Problem 9-1 in Lee's "Introduction to Riemannian Manifolds", the author asks the following:
Let $(M,g)$ be an oriented Riemannian 2-manifold with nonpositive Gaussian curvature everywhere. Prove that there are no geodesic polygons with exactly 0,1, or 2 ordinary vertices. Give examples of all three if the curvature hypothesis is not satisfied.
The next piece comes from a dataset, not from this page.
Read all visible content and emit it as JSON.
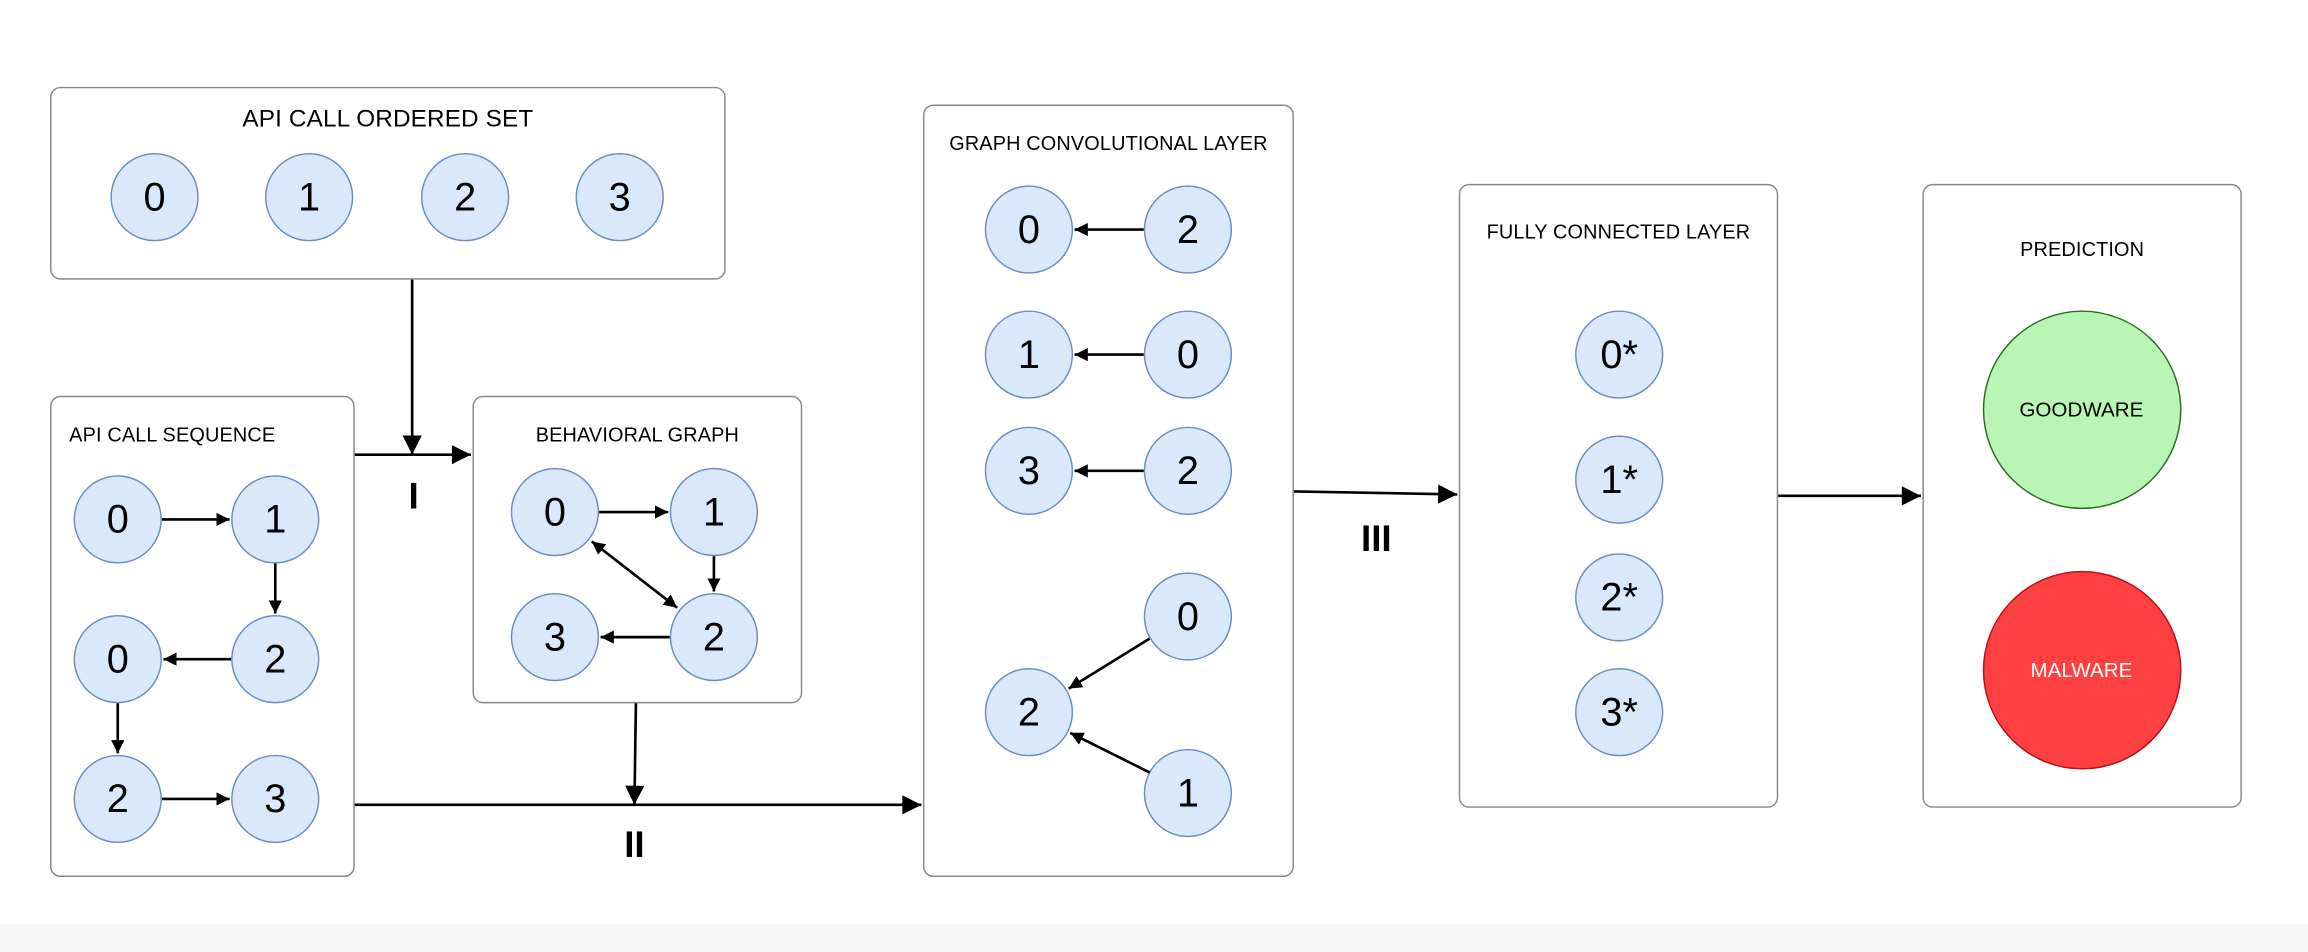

I was able to prove the first part of the problem by a simple application of the Gauss-Bonnet formula. I was also able to come up with counter examples for the second part in the case of 0 or 2 ordinary vertices by considering the round 2-sphere (a great circle for the 0 case and two half great circles for the 2 case). I am stuck however coming up with an example for the 1 vertex case. Does anyone have any suggestions?
Best Answer
Take a Euclidean square $\square PQRS$ and bend it into a cone so as to identify the sides $\overline{QP}$ and $\overline{QR}$. The two right angles $\angle QPS$ and $\angle QRS$ join to form a straight angle, and the two sides $\overline{PS}$ and $\overline{RS}$ join to form a closed geodesic, but the angle at its base point $S$ is not a straight angle. Try it with a square piece of paper and a strip of tape!
Roughly speaking this is a 1-sided geodesic polygon, except that the vertex $Q$ is not a smooth point. So smooth it! Cut out a cone neighborhood of $Q$ and smoothly reattach a nice smooth disc neighborhood.
If you like, you can embed this into a Riemannian manifold diffeomorphic to the 2-sphere.